I dwell on Yarmouk because it is a tragedy in its own right, but also because - somehow - it has become a symbol of what goes so often wrong in the lives of Palestine refugees: a population deprived of a just solution to their predicament and of any redress to the injustice that caused their flight in 1948; and a population living in exile in volatile places: often - as in Syria - trapped in other people’s wars.
Meanwhile, in the West Bank, including East Jerusalem, the expansion of Israeli settlements and other measures are constantly reducing the space, resources, rights and dignity of all Palestinians, including refugees; in Gaza, where the Israeli blockade continues to affect infrastructure, livelihoods and morale, the situation has become worse in the course of 2013, after closure – on the Egyptian side - of the tunnels through which goods were smuggled into the Strip and which offered the people of Gaza some relief. The UN has called the Israeli settlements and Israeli blockade illegal - as they are. To no avail: with every year that passes, their impact on Palestinian lives becomes harsher; for young Palestinians, they define a very bleak future.
UNRWA continues to support refugees through a network of schools, clinics and social protection measures. However, UNRWA is facing increasing financial problems: its core budget (which supports education and health) has a shortage of almost US$ 70m this year; in Gaza, where half of the population depends on food handouts and emergency employment, these humanitarian programmes face a shortfall of US$ 20 to 25m; and the emergency needs of Palestinians affected by the war in Syria continue to grow: we estimate them at US$ 420m for 2014.
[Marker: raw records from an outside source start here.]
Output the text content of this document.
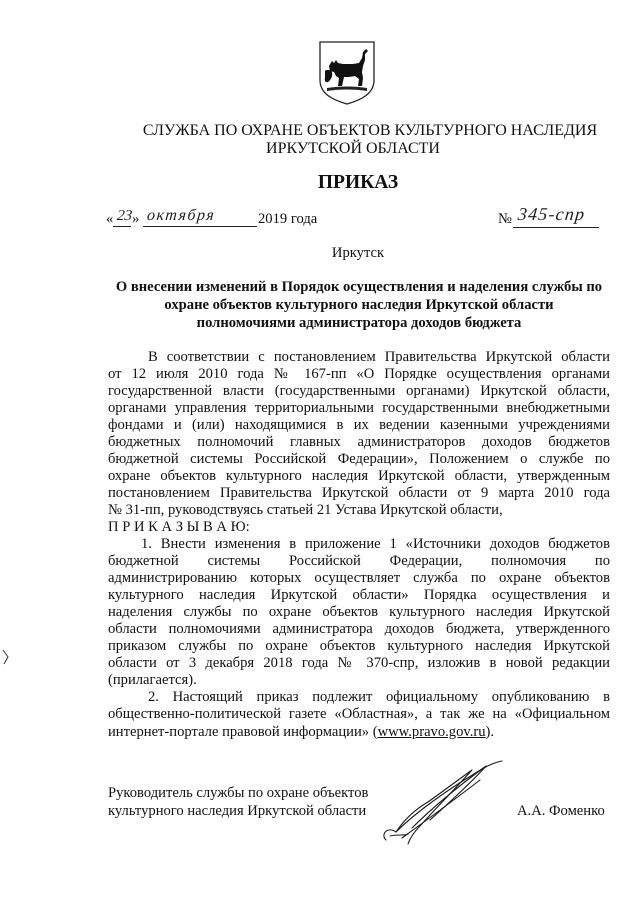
СЛУЖБА ПО ОХРАНЕ ОБЪЕКТОВ КУЛЬТУРНОГО НАСЛЕДИЯ
ИРКУТСКОЙ ОБЛАСТИ
ПРИКАЗ
« 23 » октября	2019 года	№ 345-спр
Иркутск
О внесении изменений в Порядок осуществления и наделения службы по
охране объектов культурного наследия Иркутской области
полномочиями администратора доходов бюджета
В соответствии с постановлением Правительства Иркутской области
от 12 июля 2010 года № 167-пп «О Порядке осуществления органами
государственной власти (государственными органами) Иркутской области,
органами управления территориальными государственными внебюджетными
фондами и (или) находящимися в их ведении казенными учреждениями
бюджетных полномочий главных администраторов доходов бюджетов
бюджетной системы Российской Федерации», Положением о службе по
охране объектов культурного наследия Иркутской области, утвержденным
постановлением Правительства Иркутской области от 9 марта 2010 года
№ 31-пп, руководствуясь статьей 21 Устава Иркутской области,
П Р И К А З Ы В А Ю:
1. Внести изменения в приложение 1 «Источники доходов бюджетов
бюджетной системы Российской Федерации, полномочия по
администрированию которых осуществляет служба по охране объектов
культурного наследия Иркутской области» Порядка осуществления и
наделения службы по охране объектов культурного наследия Иркутской
области полномочиями администратора доходов бюджета, утвержденного
приказом службы по охране объектов культурного наследия Иркутской
области от 3 декабря 2018 года № 370-спр, изложив в новой редакции
(прилагается).
2. Настоящий приказ подлежит официальному опубликованию в
общественно-политической газете «Областная», а так же на «Официальном
интернет-портале правовой информации» (www.pravo.gov.ru).
Руководитель службы по охране объектов
культурного наследия Иркутской области	А.А. Фоменко
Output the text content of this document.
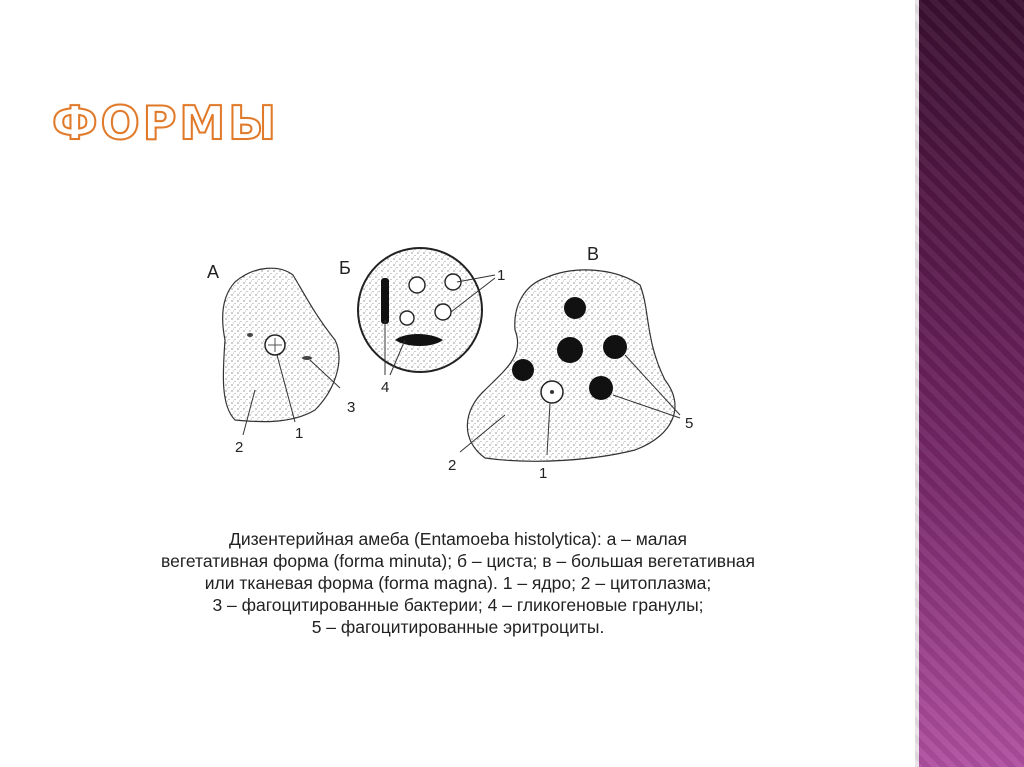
ФОРМЫ
А
1
2
3
Б	1
4
В
5
1
2
Дизентерийная амеба (Entamoeba histolytica): а – малая
вегетативная форма (forma minuta); б – циста; в – большая вегетативная
или тканевая форма (forma magna). 1 – ядро; 2 – цитоплазма;
3 – фагоцитированные бактерии; 4 – гликогеновые гранулы;
5 – фагоцитированные эритроциты.
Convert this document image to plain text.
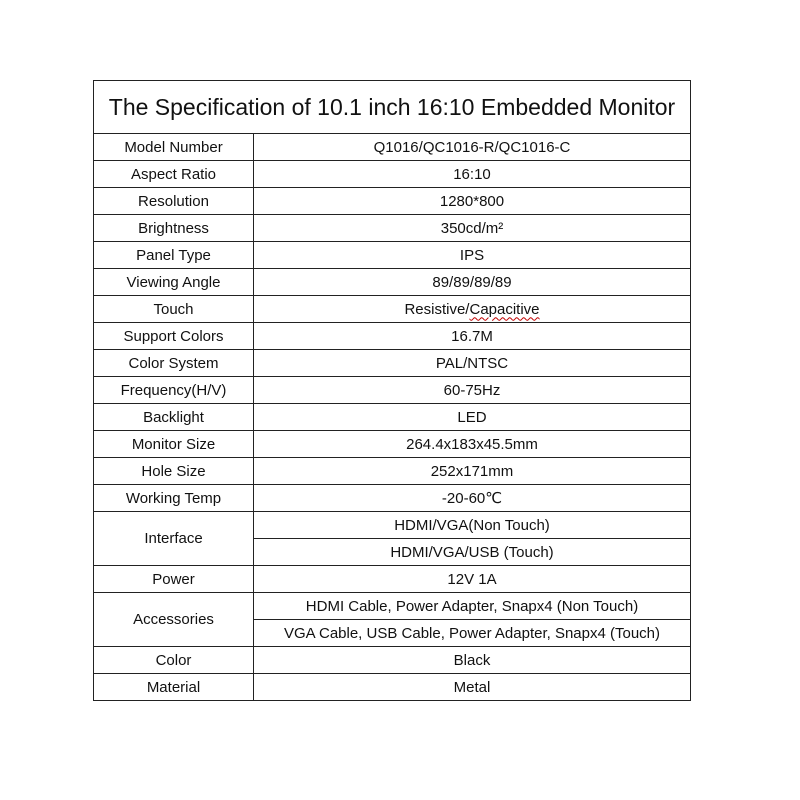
The Specification of 10.1 inch 16:10 Embedded Monitor	
Model Number	Q1016/QC1016-R/QC1016-C
Aspect Ratio	16:10
Resolution	1280*800
Brightness	350cd/m²
Panel Type	IPS
Viewing Angle	89/89/89/89
Touch	Resistive/Capacitive
Support Colors	16.7M
Color System	PAL/NTSC
Frequency(H/V)	60-75Hz
Backlight	LED
Monitor Size	264.4x183x45.5mm
Hole Size	252x171mm
Working Temp	-20-60℃
Interface	HDMI/VGA(Non Touch)
	HDMI/VGA/USB (Touch)
Power	12V 1A
Accessories	HDMI Cable, Power Adapter, Snapx4 (Non Touch)
	VGA Cable, USB Cable, Power Adapter, Snapx4 (Touch)
Color	Black
Material	Metal
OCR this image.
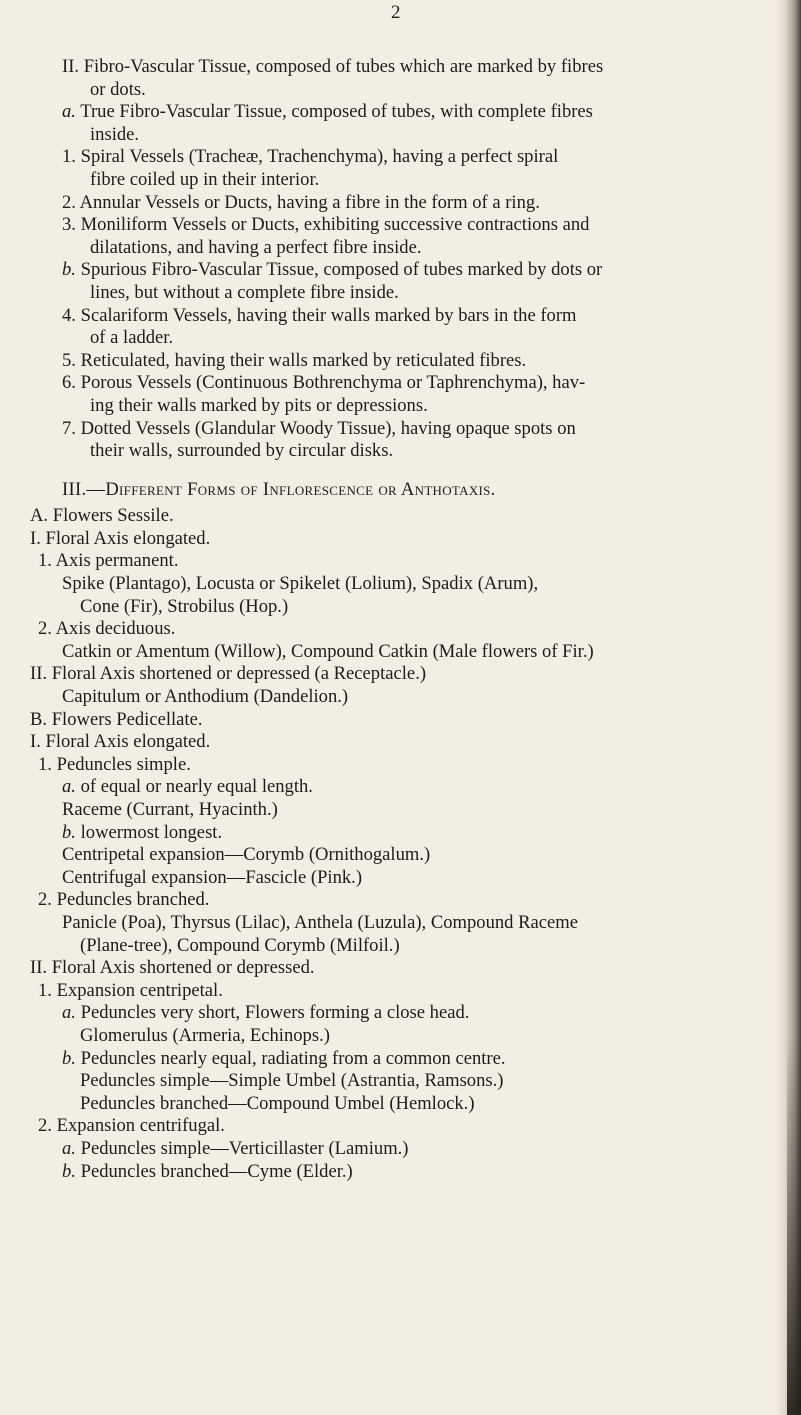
2
II. Fibro-Vascular Tissue, composed of tubes which are marked by fibres
or dots.
a. True Fibro-Vascular Tissue, composed of tubes, with complete fibres
inside.
1. Spiral Vessels (Tracheæ, Trachenchyma), having a perfect spiral
fibre coiled up in their interior.
2. Annular Vessels or Ducts, having a fibre in the form of a ring.
3. Moniliform Vessels or Ducts, exhibiting successive contractions and
dilatations, and having a perfect fibre inside.
b. Spurious Fibro-Vascular Tissue, composed of tubes marked by dots or
lines, but without a complete fibre inside.
4. Scalariform Vessels, having their walls marked by bars in the form
of a ladder.
5. Reticulated, having their walls marked by reticulated fibres.
6. Porous Vessels (Continuous Bothrenchyma or Taphrenchyma), hav-
ing their walls marked by pits or depressions.
7. Dotted Vessels (Glandular Woody Tissue), having opaque spots on
their walls, surrounded by circular disks.
III.—Different Forms of Inflorescence or Anthotaxis.
A. Flowers Sessile.
I. Floral Axis elongated.
1. Axis permanent.
Spike (Plantago), Locusta or Spikelet (Lolium), Spadix (Arum),
Cone (Fir), Strobilus (Hop.)
2. Axis deciduous.
Catkin or Amentum (Willow), Compound Catkin (Male flowers of Fir.)
II. Floral Axis shortened or depressed (a Receptacle.)
Capitulum or Anthodium (Dandelion.)
B. Flowers Pedicellate.
I. Floral Axis elongated.
1. Peduncles simple.
a. of equal or nearly equal length.
Raceme (Currant, Hyacinth.)
b. lowermost longest.
Centripetal expansion—Corymb (Ornithogalum.)
Centrifugal expansion—Fascicle (Pink.)
2. Peduncles branched.
Panicle (Poa), Thyrsus (Lilac), Anthela (Luzula), Compound Raceme
(Plane-tree), Compound Corymb (Milfoil.)
II. Floral Axis shortened or depressed.
1. Expansion centripetal.
a. Peduncles very short, Flowers forming a close head.
Glomerulus (Armeria, Echinops.)
b. Peduncles nearly equal, radiating from a common centre.
Peduncles simple—Simple Umbel (Astrantia, Ramsons.)
Peduncles branched—Compound Umbel (Hemlock.)
2. Expansion centrifugal.
a. Peduncles simple—Verticillaster (Lamium.)
b. Peduncles branched—Cyme (Elder.)
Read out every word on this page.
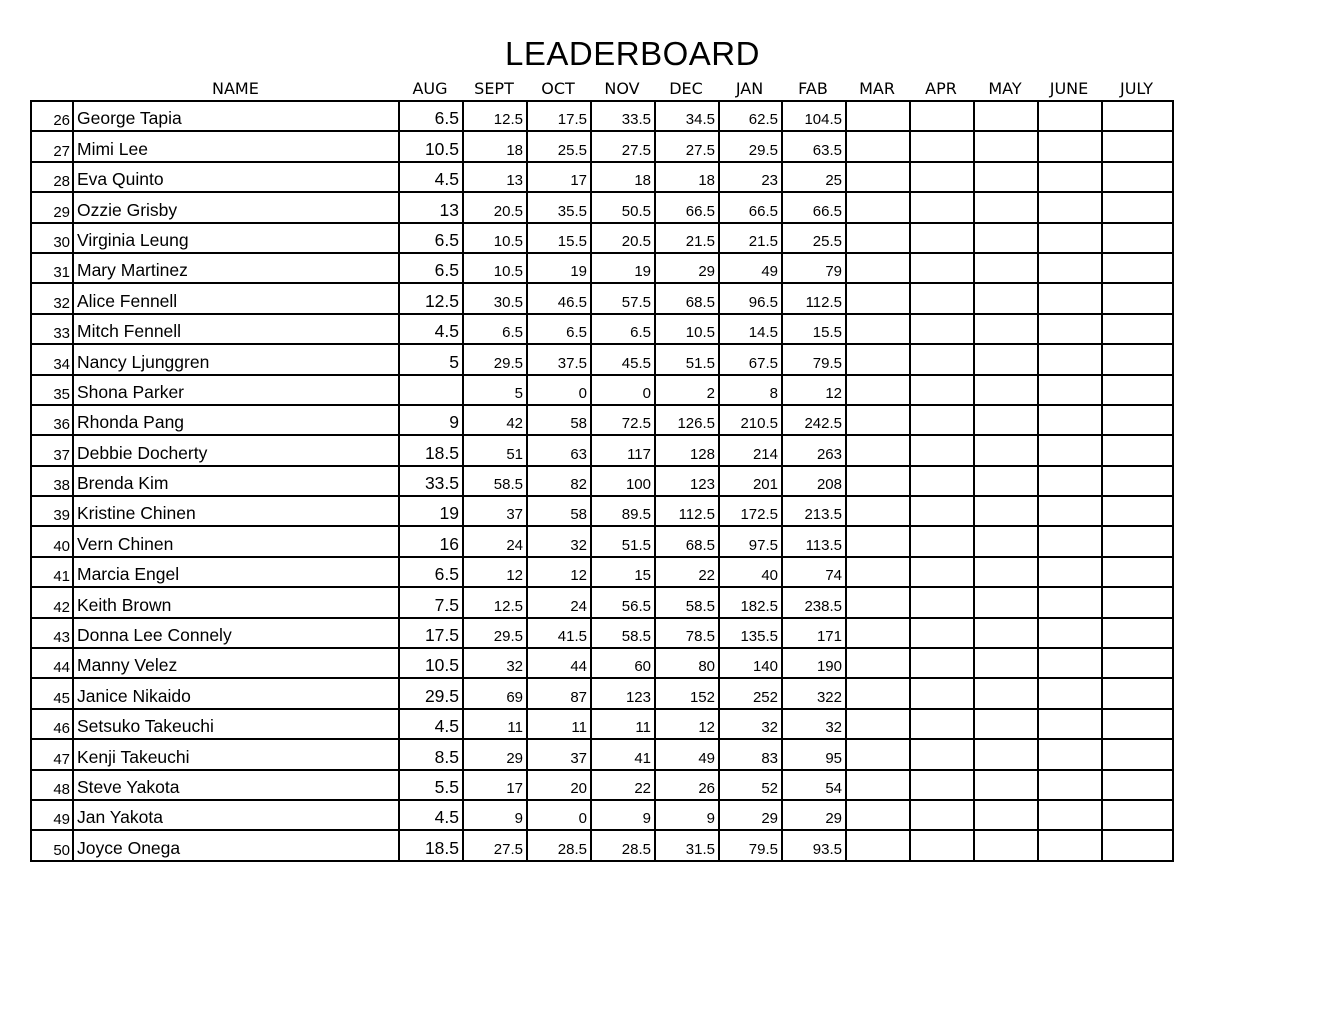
LEADERBOARD
NAME	AUG	SEPT	OCT	NOV	DEC	JAN	FAB	MAR	APR	MAY	JUNE	JULY
26	George Tapia	6.5	12.5	17.5	33.5	34.5	62.5	104.5					
27	Mimi Lee	10.5	18	25.5	27.5	27.5	29.5	63.5					
28	Eva Quinto	4.5	13	17	18	18	23	25					
29	Ozzie Grisby	13	20.5	35.5	50.5	66.5	66.5	66.5					
30	Virginia Leung	6.5	10.5	15.5	20.5	21.5	21.5	25.5					
31	Mary Martinez	6.5	10.5	19	19	29	49	79					
32	Alice Fennell	12.5	30.5	46.5	57.5	68.5	96.5	112.5					
33	Mitch Fennell	4.5	6.5	6.5	6.5	10.5	14.5	15.5					
34	Nancy Ljunggren	5	29.5	37.5	45.5	51.5	67.5	79.5					
35	Shona Parker		5	0	0	2	8	12					
36	Rhonda Pang	9	42	58	72.5	126.5	210.5	242.5					
37	Debbie Docherty	18.5	51	63	117	128	214	263					
38	Brenda Kim	33.5	58.5	82	100	123	201	208					
39	Kristine Chinen	19	37	58	89.5	112.5	172.5	213.5					
40	Vern Chinen	16	24	32	51.5	68.5	97.5	113.5					
41	Marcia Engel	6.5	12	12	15	22	40	74					
42	Keith Brown	7.5	12.5	24	56.5	58.5	182.5	238.5					
43	Donna Lee Connely	17.5	29.5	41.5	58.5	78.5	135.5	171					
44	Manny Velez	10.5	32	44	60	80	140	190					
45	Janice Nikaido	29.5	69	87	123	152	252	322					
46	Setsuko Takeuchi	4.5	11	11	11	12	32	32					
47	Kenji Takeuchi	8.5	29	37	41	49	83	95					
48	Steve Yakota	5.5	17	20	22	26	52	54					
49	Jan Yakota	4.5	9	0	9	9	29	29					
50	Joyce Onega	18.5	27.5	28.5	28.5	31.5	79.5	93.5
Your focus is on aid to Palestine, on investment, on building capacity. This is a priority and we fully support Prime Minister Hamdallah’s call for more efforts by the international community. On my side, let me stress how important it is not to neglect Palestine refugees. They are part of the Palestinian nation and they are especially vulnerable. We must of course salute renewed efforts to make peace between Israelis and Palestinians, and the determination of Secretary Kerry. We believe that supporting refugees is an essential contribution to this process, as we want refugees to be positive stakeholders in the future of the region. The opposite, as we have seen too often, is that disenfranchisement of a community undermines the construction of peace.
For the past 64 years, UNRWA has invested in the most precious of Palestinian resources: human capital. It has done so through education, vocational training, preventive health, poverty alleviation and microfinance. But we need support to carry out this mission.
UNRWA is asking donors for US$ 1.5bn in 2014. Needs grow, but unfortunately our donor base remains narrow. I maintain however that Palestine refugees - one of the consequences of a conflict which has global significance - are of global concern themselves, and supporting them must be a burden more widely shared.
This is therefore my key request to you. Asia understands the value of education, vocational training, preventive health. I started my career as a young refugee official in Southeast Asia, a region which is historically familiar with refugee crises and with the importance of ensuring that political solutions which address these crises are adequately supported by economic investment. In this country, Indonesia, and in the region at large, solidarity with Palestine is strong. Conditions are thus favourable, I believe, for increased support to Palestinians - including through UNRWA - in this region. Japan is one of our top ten donors and a key and trusted partner. Malaysia, Indonesia and the Republic of Korea have increased their contributions.
Last year’s combined contributions to UNRWA by CEAPAD countries, excluding Japan, were approximately US$ 1m. This is positive but surely more can be done. Because whether you help a refugee child in Gaza not to skip his school lunch, or assist a young woman in Jordan learn the skills to be gainfully employed, you will have made a valuable investment in the future of Palestine, and of the region.